The Korea Communications Commission (KCC) announced Tuesday that it teamed up with domestic internet service providers, including KT, LG U+ and SK Broadband, to strengthen the access ban on 895 illegal foreign sites beginning from this Monday.
Previously, the commission had only banned the URL, or the web address, of illegal foreign sites. That still allowed users to access the sites if they changed the web address from “http” to the more secure “https,” thereby bypassing the URL ban by encrypting communication between the user’s computer browser and website.
To make the ban more effective, the commission worked with the tech companies to develop a more advanced method of blocking web access by using Server Name Indication (SNI) technology. According to the KCC, SNI enables browsers to receive un-encrypted signals from the servers that users try to access, meaning that it can block sites starting with “https” as well.
The KCC said it will focus on blocking sites with child pornography, illegal films and gambling.

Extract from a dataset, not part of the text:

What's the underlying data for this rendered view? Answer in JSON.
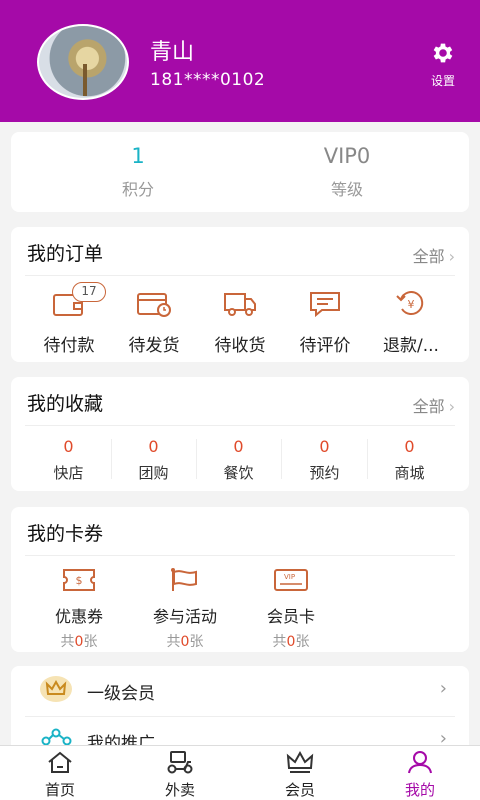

Given the nature of SNI technology, according to the commission, illegal sites will black out when users try to access them. Before, warning messages had appeared when users attempted access.
“The National Assembly and media have constantly called for the strengthening of regulations against illegal foreign sites, and we expect that the new measures can effectively ban such sites,” said a spokesperson from the commission.

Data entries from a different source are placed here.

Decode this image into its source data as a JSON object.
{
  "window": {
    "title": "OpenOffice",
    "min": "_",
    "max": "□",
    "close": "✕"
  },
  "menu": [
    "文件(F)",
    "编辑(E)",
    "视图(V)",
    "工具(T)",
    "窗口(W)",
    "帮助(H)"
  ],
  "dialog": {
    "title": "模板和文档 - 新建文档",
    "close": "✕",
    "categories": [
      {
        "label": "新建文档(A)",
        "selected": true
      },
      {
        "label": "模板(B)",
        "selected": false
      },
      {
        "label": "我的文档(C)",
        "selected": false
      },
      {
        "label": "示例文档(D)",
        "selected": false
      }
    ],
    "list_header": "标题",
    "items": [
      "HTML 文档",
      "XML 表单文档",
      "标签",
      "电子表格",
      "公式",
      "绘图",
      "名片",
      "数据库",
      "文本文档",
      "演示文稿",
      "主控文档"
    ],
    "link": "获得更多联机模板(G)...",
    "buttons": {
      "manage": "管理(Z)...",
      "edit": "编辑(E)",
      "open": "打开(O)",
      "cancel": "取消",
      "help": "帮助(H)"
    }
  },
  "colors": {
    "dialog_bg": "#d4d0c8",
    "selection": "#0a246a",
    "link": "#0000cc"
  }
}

“We will try to build a healthy internet environment and protect victims of digital sexual crimes as well as the rights of content creators like Webtoon artists.”
Korean internet users were quick to express their dissatisfaction with the change.
A petition on the Blue House website that opposed the newly-strengthened ban attracted more than 140,000 signatures in just two days as of Wednesday at 6 p.m. “This could be the beginning of censorship,” the petitioner argued, saying that the “https” internet protocol was created for the purpose of securing personal information and data.
A KCC statement said the SNI method has nothing to do with “communication or data eavesdropping,” as the technology only automatically checks for whether the servers need to be banned.